TikTok Names ByteDance’s Chew as New CEO; Pappas COO
(Bloomberg) -- TikTok, the popular short-video app, named ByteDance Ltd. Chief Financial Officer Shouzi Chew as chief executive officer, filling the top leadership position after the departure of Kevin Mayer last year. Vanessa Pappas, who has served as interim head, was named chief operating officer.
Chew, who joined TikTok parent ByteDance last month, will remain in his post at the Chinese company, according to a statement Friday. Previously, Chew spent several years as CFO and international business president of Xiaomi Corp., where he took the gadget maker public in one of the largest-ever Chinese tech listings on the Hong Kong Stock Exchange.
Chew, who hails from Singapore, is fluent in English and Chinese. He’s experienced in navigating the halls of Chinese tech companies and the boardrooms of banks like Goldman Sachs Group Inc., where he spent time in its investment banking unit. He also previously worked for Yuri Milner’s DST Global. The move to hire Chew is a sign ByteDance is moving toward an initial public offering of some of its businesses.
TikTok is still enjoying explosive popularity, but Chew will have to navigate the political tensions between the U.S. and China as well as increasing concerns about data privacy, especially involving children who populate the app.
“The leadership team of Shou and Vanessa sets the stage for sustained growth,” ByteDance founder and CEO Zhang Yiming said in the statement. “Shou brings deep knowledge of the company and industry, having led a team that was among our earliest investors, and having worked in the technology sector for a decade. He will add depth to the team, focusing on areas including corporate governance and long-term business initiatives.”
Pappas will maintain her current responsibilities, including managing TikTok’s key operations, the company said.
Mayer had left one of the top jobs at Walt Disney Co. last year to lead TikTok, which has become one of the world’s hottest apps with more than 100 million users in the U.S. alone.
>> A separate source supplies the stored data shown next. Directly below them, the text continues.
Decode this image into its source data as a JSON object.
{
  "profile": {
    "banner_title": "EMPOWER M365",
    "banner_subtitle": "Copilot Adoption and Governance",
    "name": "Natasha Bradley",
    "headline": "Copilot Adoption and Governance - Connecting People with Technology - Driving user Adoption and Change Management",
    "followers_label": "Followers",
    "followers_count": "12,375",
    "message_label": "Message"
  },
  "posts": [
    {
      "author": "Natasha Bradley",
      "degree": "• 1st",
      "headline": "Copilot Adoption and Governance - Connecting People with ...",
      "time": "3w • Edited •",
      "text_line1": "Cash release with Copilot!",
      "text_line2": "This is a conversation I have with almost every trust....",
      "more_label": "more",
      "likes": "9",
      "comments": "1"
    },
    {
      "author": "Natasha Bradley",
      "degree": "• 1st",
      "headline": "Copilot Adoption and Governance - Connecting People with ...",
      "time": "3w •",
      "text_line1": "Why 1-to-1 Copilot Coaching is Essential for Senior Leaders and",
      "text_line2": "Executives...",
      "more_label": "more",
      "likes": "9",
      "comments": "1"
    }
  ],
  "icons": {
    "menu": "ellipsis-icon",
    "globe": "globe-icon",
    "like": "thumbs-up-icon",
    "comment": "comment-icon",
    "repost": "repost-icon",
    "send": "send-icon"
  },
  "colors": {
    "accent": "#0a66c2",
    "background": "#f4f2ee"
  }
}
He departed only a few months later after former U.S. President Donald Trump ordered ByteDance to sell TikTok in the U.S. or face a ban, citing national security concerns over its Chinese ownership.
Zhang had discussed deals with a number of U.S. tech giants, including Microsoft Corp. and Oracle Corp. but ultimately decided to wait out the crisis, anticipating less hostility after the presidential election. TikTok never signed a final agreement, and the deal remains stuck in limbo while the Biden administration conducts a review. There is no indication ByteDance will be forced to go through with the sale.
TikTok’s success is driven by a powerful algorithm that predicts what people want to see next. The app goes beyond even the systems used by Facebook Inc. or Snapchat. TikTok studies usage closely and considers hundreds of data points including what websites people browse and how they type, down to keystroke rhythms and patterns.
It’s this mountain of data, collected from a largely young user base, that underpinned the Trump administration’s concerns over what might happen if the information fell into the hands of the Chinese government, something TikTok has said it would never hand over.
In 2019, ByteDance was fined $5.7 million by the U.S. Federal Trade Commission to settle allegations that Musical.ly, which ByteDance bought and folded into TikTok, illegally collected information from minors. It was the largest FTC penalty in a children’s privacy case at the time. This month, a lawsuit was filed on behalf of millions of children in the U.K. and Europe over privacy concerns.